We want once a week, Akka.

And so it began. With the Board itself offering this module only from 2011, my total set of question papers was a grand sum of five. Here were kids demanding one every week. With that started my wrestle with IGCSE. For the last four weeks, I have perpetually either been correcting papers or setting the next week’s papers, or on weeks that I have been lazy/tied up/just not feeling it, eventually both. Sigh.

Last Saturday, I was in Chennai working on another project. I sat at a fancy hotel amidst the who’s who of the business world, convincing them that my laptop was open for their good, that I was planning the next session, readying the next set of slides, what have you. Instead, I had a Word document open simply titled ‘3’. The next window was another one titled ‘3_MS,’ and anyone familiar with the board exam routine should immediately recognise the acronym for ‘marking scheme.’ I sat there slyly working my way through that week’s question paper (the third in the series, to explain the minimalist name), and quickly dispatched it off to the school for printing in time for my arrival on Monday morning. Ten minutes later, my inbox had an email that read a total of one line. Printer not working, Yash. Maybe printing only Tuesday.

And that was the start of it all.

I entered school on Monday morning to a fairly warm welcome. It turns out that my arrival was synonymous with the arrival of question papers. Akka, today we have assessment? Akka, you have question paper? Akka, IGCSE test? I ran off to have a post-train journey shower. Every day for the rest of the week, they asked. They asked. They asked again. And my answer remained the same. Get the printer to work and you shall have your question paper. (One of them offered to go to Kerala to print the paper for me.)

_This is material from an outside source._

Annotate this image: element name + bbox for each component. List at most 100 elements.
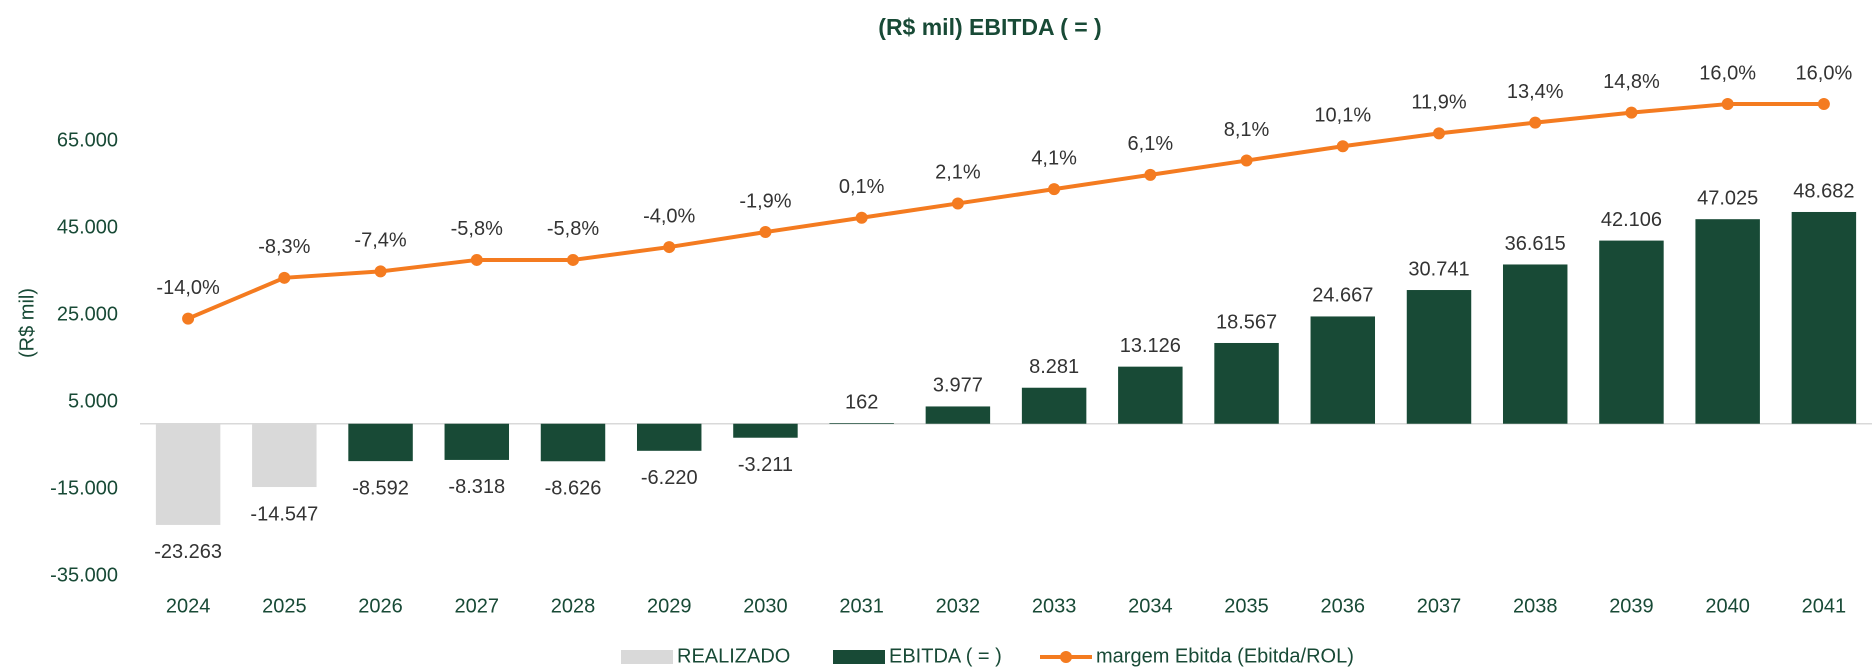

Fast forward to this Monday morning, yesterday, and the printer was working but we had run out of ink, I think. I finally convinced everyone involved to save my soul and get me eight copies for the 10th grade class that day. The catch? The paper was fifteen minutes late in getting printed and needed to be assembled and stapled. Net net, the students would not have had a full two hours to write the paper. We will do it next class, I told them. No Akka, give it to us after school today. We will write it till 6 PM, they said. And so we did. I was rewarded with a share of their coconut bread at the end of that round of invigilation.

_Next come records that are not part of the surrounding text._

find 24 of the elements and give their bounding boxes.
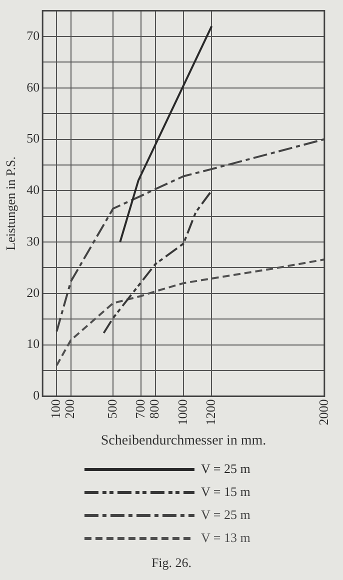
x-tick-label: 500 (104, 399, 120, 419)
x-tick-label: 800 (146, 399, 162, 419)
y-axis-title: Leistungen in P.S. (3, 156, 18, 250)
y-tick-label: 70 (26, 28, 40, 43)
y-tick-label: 20 (26, 284, 40, 300)
y-tick-label: 10 (26, 336, 40, 352)
y-tick-label: 50 (26, 130, 40, 146)
x-axis-title: Scheibendurchmesser in mm. (100, 433, 266, 448)
text: V = 13 m (200, 530, 250, 545)
text: V = 15 m (200, 484, 250, 499)
x-tick-label: 200 (62, 399, 78, 419)
x-tick-label: 100 (48, 399, 64, 419)
y-tick-label: 60 (26, 79, 40, 94)
x-tick-label: 2000 (316, 399, 331, 426)
y-tick-label: 40 (26, 182, 40, 198)
y-tick-label: 0 (33, 388, 40, 403)
x-tick-label: 1000 (174, 399, 190, 426)
text: V = 25 m (200, 506, 250, 522)
text: V = 25 m (200, 460, 250, 476)
line-series (102, 190, 213, 334)
x-tick-label: 700 (132, 399, 148, 419)
y-tick-label: 30 (26, 233, 40, 248)
caption: Fig. 26. (150, 555, 193, 571)
x-tick-label: 1200 (203, 399, 218, 426)
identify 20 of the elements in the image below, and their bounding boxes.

And that is how I came to have visitors at 9 PM outside my door today. On my way to dinner, one of them asked me if I had finished correction. I told her I had just gotten done. Word spread fast. Soon, with every helping of rice, I had another student asking me a new question. How much did I get, Akka? Did I do better than last time? Are you happy with my improvement? Did I get more in the reading section or the writing section? I tried to convince them I did not remember every section of each one of their papers by heart. I told them I would show them the next morning. We cannot sleep, Akka. What is the difference between tonight and tomorrow morning, I asked them, slightly bewildered. Exactly, they threw back at me. Show us now.

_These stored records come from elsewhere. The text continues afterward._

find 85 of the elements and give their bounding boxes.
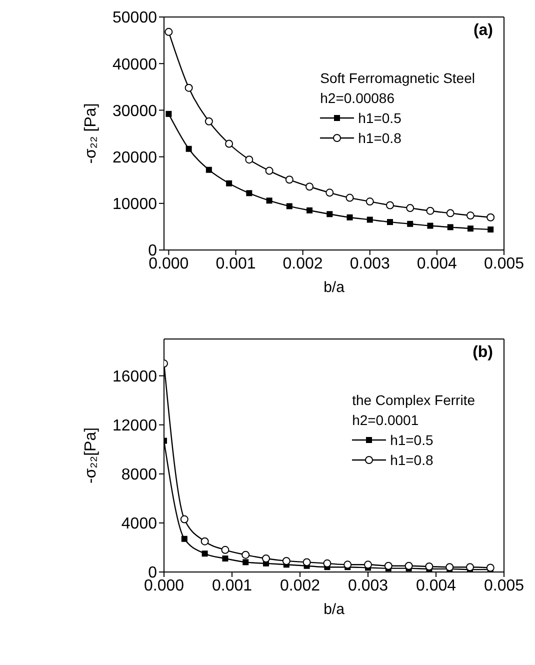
point [184,84,193,92]
point [302,558,311,566]
x-axis-title: b/a [324,279,346,296]
point [282,556,290,565]
x-tick-label: 0.003 [350,255,390,272]
point [467,226,474,232]
legend-label: h1=0.5 [390,431,434,450]
point [344,560,352,569]
annotation: (a) [473,22,493,40]
y-axis-title: -σ₂₂ [Pa] [82,103,100,164]
point [266,198,272,204]
point [202,550,208,557]
annotation: h2=0.0001 [352,411,420,430]
point [466,563,474,572]
x-tick-label: 0.002 [280,577,320,594]
point [245,156,254,164]
point [446,209,454,218]
legend-title: Soft Ferromagnetic Steel [320,69,475,88]
point [180,515,188,524]
x-tick-label: 0.001 [212,577,252,594]
x-axis-title: b/a [324,601,346,618]
legend-label: h1=0.8 [358,129,402,148]
point [326,211,333,218]
point [323,559,332,568]
point [166,110,172,117]
point [386,201,394,210]
point [306,207,313,214]
x-tick-label: 0.005 [484,255,524,272]
y-tick-label: 4000 [121,516,158,533]
point [285,176,294,184]
point [364,560,372,569]
y-axis-title: -σ₂₂[Pa] [82,427,100,484]
y-tick-label: 16000 [112,368,158,386]
y-tick-label: 50000 [112,10,158,27]
y-tick-label: 10000 [112,196,158,214]
point [181,536,188,542]
point [486,213,495,222]
point [346,194,354,202]
x-tick-label: 0.004 [416,577,456,594]
point [326,188,334,197]
point [406,204,414,212]
y-tick-label: 40000 [112,56,158,74]
point [407,220,414,227]
point [221,546,230,554]
x-tick-label: 0.005 [484,577,524,594]
point [164,28,173,36]
y-tick-label: 8000 [121,466,158,484]
y-tick-label: 30000 [112,102,158,120]
point [204,117,213,126]
point [346,214,353,220]
point [366,198,374,206]
annotation: (b) [472,344,493,362]
point [384,562,392,570]
point [426,206,434,215]
point [242,559,249,566]
point [206,166,212,173]
legend-title: the Complex Ferrite [352,391,475,410]
x-tick-label: 0.002 [282,255,323,272]
legend-label: h1=0.8 [390,451,434,470]
point [226,180,232,186]
point [186,146,192,152]
point [446,563,454,572]
y-tick-label: 20000 [112,149,158,166]
annotation: h2=0.00086 [320,89,396,108]
point [306,182,314,191]
point [286,203,292,210]
point [466,212,474,220]
point [404,562,413,570]
point [225,140,234,148]
y-tick-label: 12000 [112,418,158,435]
x-tick-label: 0.004 [416,255,458,272]
point [246,190,252,196]
x-tick-label: 0.003 [348,577,388,594]
point [242,550,250,559]
point [222,556,228,562]
point [386,219,393,226]
legend-label: h1=0.5 [358,109,402,128]
point [265,166,274,175]
point [427,222,434,229]
point [425,562,434,570]
point [447,224,454,230]
point [366,216,373,223]
point [200,537,209,546]
x-tick-label: 0.001 [216,255,256,272]
point [488,226,494,232]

So as I was finishing dinner, I looked up to see a semicircle of kids hovering behind my shoulder, unsure of how close was okay. They were waiting for me to get up, wash up, and walk up to my room. My customary glass of milk in my hand, I made the walk. Let the milk spill, Akka. I will get you tea in the morning, a girl said. Another saw me opening the door of the kitchenette to put the glass in and wanted to know why I had put the papers in the fridge. By the time I opened my door and brought the papers out, all eight of them were on my doorstep. And we had someone taking our picture.

Every week, these kids write a paper for me. Every week, they compare it against the week before as well as their own personal targets. Every week, they ask me if I am happy with how they have done, whether I can see an improvement. Every week, I am reminded of the strength of their ambition, their undying thirst to be better, learn more, try harder.

Every week, I swallow words of complaint at how I need to make another question paper. When the audience is this committed, isn’t it my job to be better, teach more, try harder?